The cost is to draw two screen space quads to mark pixels, and of course there can be hardware implementation disadvantages.
 
Hyp-X said:
Ultrashadow throws away pixels it destZ < minZ or destZ > maxZ.
My idea is to use two stencil pass to mark the pixels with destZ < minZ or destZ > maxZ and during shadow volume pass reject based on that value.
Shadow volume passes do not normally reject by stencil so you get that for "free".

What "ultrashadow" gives you is just scissoring on depth. You can achieve the same and at a better discard rate (polygon level) using zfar-znear clipping.
Even better, because "ultra shadow" is scissoring only on depth, if you use user clipplanes you can match exactly your desired bounding region (which is something you cannot do with "ultrashadow").

There's a caveat with this, though, and it's that OpenGL invariance is not guaranteed on clipped geometry. Depending on your scenario you could fall into z-fighting issues if using clipping (polygon level test) instead of a fragment level test.
 
Tonyo said:
What "ultrashadow" gives you is just scissoring on depth. You can achieve the same and at a better discard rate (polygon level) using zfar-znear clipping.
Even better, because "ultra shadow" is scissoring only on depth, if you use user clipplanes you can match exactly your desired bounding region (which is something you cannot do with "ultrashadow").

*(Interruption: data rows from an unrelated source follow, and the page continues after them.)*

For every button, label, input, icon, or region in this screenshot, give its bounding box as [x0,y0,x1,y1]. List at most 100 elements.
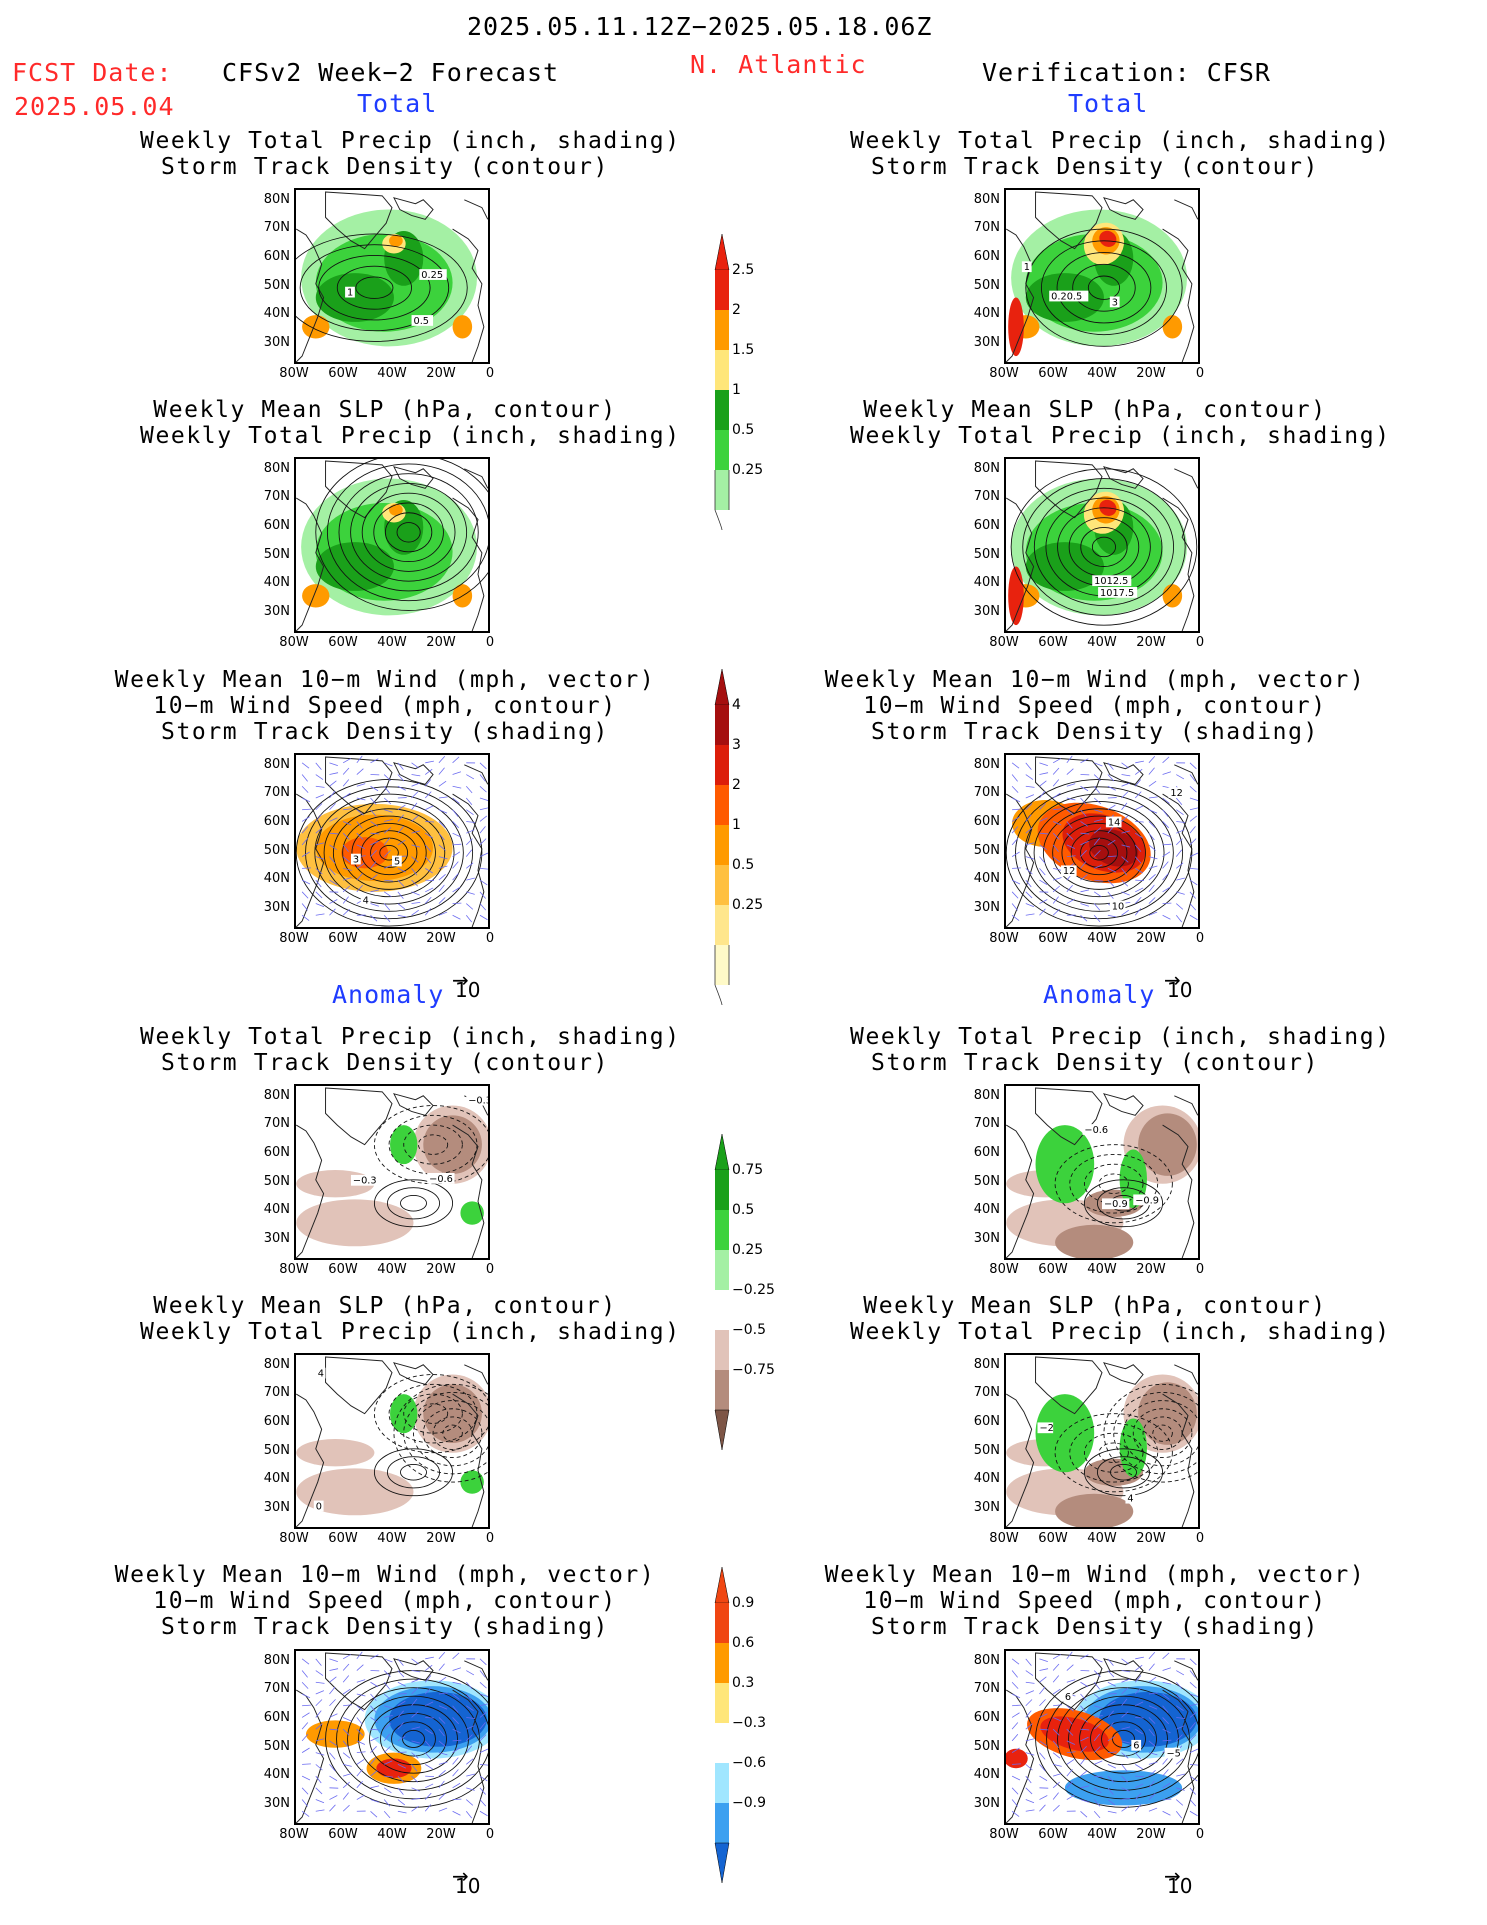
wind-vector [383,1723,392,1730]
wind-vector [1080,874,1088,881]
wind-vector [1093,1787,1102,1794]
wind-vector [356,863,365,869]
shading-region [302,584,330,608]
wind-vector [1025,1809,1035,1812]
title-r5: Weekly Mean SLP (hPa, contour) Weekly To… [850,1293,1389,1345]
coastline [325,191,393,250]
wind-vector [302,808,311,811]
wind-vector [1093,891,1102,898]
wind-vector [479,1670,486,1678]
wind-vector [1039,879,1048,885]
wind-vector [1080,809,1087,817]
wind-vector [329,844,338,851]
lat-label: 60N [263,814,290,829]
wind-vector [438,874,446,881]
lon-label: 0 [485,1262,495,1277]
lat-label: 30N [263,900,290,915]
lat-label: 60N [263,1145,290,1160]
wind-vector [1080,840,1089,846]
wind-vector [356,809,364,816]
lat-label: 80N [973,1357,1000,1372]
lon-label: 60W [1038,1531,1068,1546]
wind-vector [329,908,336,916]
wind-vector [1107,1670,1115,1678]
wind-vector [1066,1664,1074,1671]
wind-vector [1052,1804,1060,1812]
contour-line [1046,1678,1198,1800]
colorbar-segment [715,1290,729,1330]
wind-vector [1189,826,1196,834]
wind-vector [383,774,391,781]
lat-label: 60N [973,814,1000,829]
wind-vector [424,791,432,799]
lat-label: 40N [263,306,290,321]
wind-vector [342,1781,350,1789]
coastline [296,1124,325,1258]
contour-line [332,808,446,898]
map-plot: −2 4 [1006,1356,1198,1527]
colorbar-storm-anom [714,1566,730,1884]
wind-vector [301,838,309,846]
wind-vector [1176,774,1185,780]
lat-label: 60N [973,1710,1000,1725]
contour-line [1052,815,1146,890]
wind-vector [1066,1759,1075,1765]
wind-vector [1121,774,1131,777]
wind-vector [479,1734,487,1742]
contour-label: 10 [1112,901,1124,912]
wind-vector [479,1658,487,1666]
wind-vector [1189,1748,1198,1753]
wind-vector [1093,1746,1101,1753]
wind-vector [370,1799,379,1803]
vector-arrow-icon: → [1164,968,1181,992]
wind-vector [1094,809,1103,813]
wind-vector [397,1658,404,1666]
wind-vector [1121,1670,1131,1673]
wind-vector [1189,1670,1196,1678]
lat-label: 60N [973,1414,1000,1429]
wind-vector [465,915,473,923]
wind-vector [383,786,390,794]
coastline [1035,191,1103,250]
wind-vector [425,760,434,764]
lon-label: 80W [279,1827,309,1842]
lon-label: 80W [279,635,309,650]
wind-vector [466,1725,475,1730]
lat-label: 50N [973,843,1000,858]
wind-vector [1189,797,1198,801]
wind-vector [329,1752,336,1760]
contour-line [442,1424,463,1442]
wind-vector [479,762,487,770]
wind-vector [1107,774,1115,782]
wind-vector [424,1792,432,1800]
wind-vector [425,1775,435,1778]
wind-vector [425,1656,434,1660]
vector-arrow-icon: → [452,968,469,992]
colorbar-tail [714,470,730,530]
wind-vector [1121,1726,1131,1730]
wind-vector [1080,903,1089,907]
wind-vector [1052,1792,1059,1800]
wind-vector [1025,1710,1032,1718]
wind-vector [1066,844,1076,849]
contour-label: 12 [1170,788,1182,799]
lon-label: 20W [1136,931,1166,946]
contour-label: −0.6 [1084,1125,1108,1136]
colorbar-segment [715,1370,729,1410]
shading-region [452,315,473,339]
contour-label: −0.6 [429,1174,453,1185]
wind-vector [1039,803,1046,810]
vector-reference: → [1164,968,1181,992]
wind-vector [438,832,445,841]
lon-label: 40W [377,1262,407,1277]
contour-line [1098,1442,1129,1463]
colorbar-tail [714,945,730,1005]
coastline [325,1356,393,1415]
contour-label-bg [1109,900,1126,912]
wind-vector [452,861,459,869]
wind-vector [452,1757,459,1765]
wind-vector [1066,884,1073,893]
wind-vector [1148,1663,1155,1671]
coastline [393,197,434,220]
wind-vector [1012,808,1021,811]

There's a caveat with this, though, and it's that OpenGL invariance is not guaranteed on clipped geometry. Depending on your scenario you could fall into z-fighting issues if using clipping (polygon level test) instead of a fragment level test.
Ultrashadow cannot be replaced with clipping planes, because it operates on destination Z, not depth of the currently rendered polygon.

Hyp-X,
I don't think your suggestion would be very effective, besides the problems of taking one bit from stencil.
 
Tonyo said:
What "ultrashadow" gives you is just scissoring on depth. You can achieve the same and at a better discard rate (polygon level) using zfar-znear clipping.
Even better, because "ultra shadow" is scissoring only on depth, if you use user clipplanes you can match exactly your desired bounding region (which is something you cannot do with "ultrashadow").

No, you appearently didn't get what ultra "ultra shadow" is.

It discards fragments based on the destination-Z (the Z value that is already in the depth buffer), not the fragment's Z-value.

Ps.: Using clip-planes without caping produces artifacts...
 
AndrewM said:
Hyp-X said:
The cost is to draw two screen space quads to mark pixels, and of course there can be hardware implementation disadvantages.

That's what costs fill rate my friend. :)

Assuming you mean the first part of the sentence...
The screens space quads shouldn't have to be full screen, it should only cover the area the light can affect. It might turn out the fill rate it saves is much more than the fill rate it cost.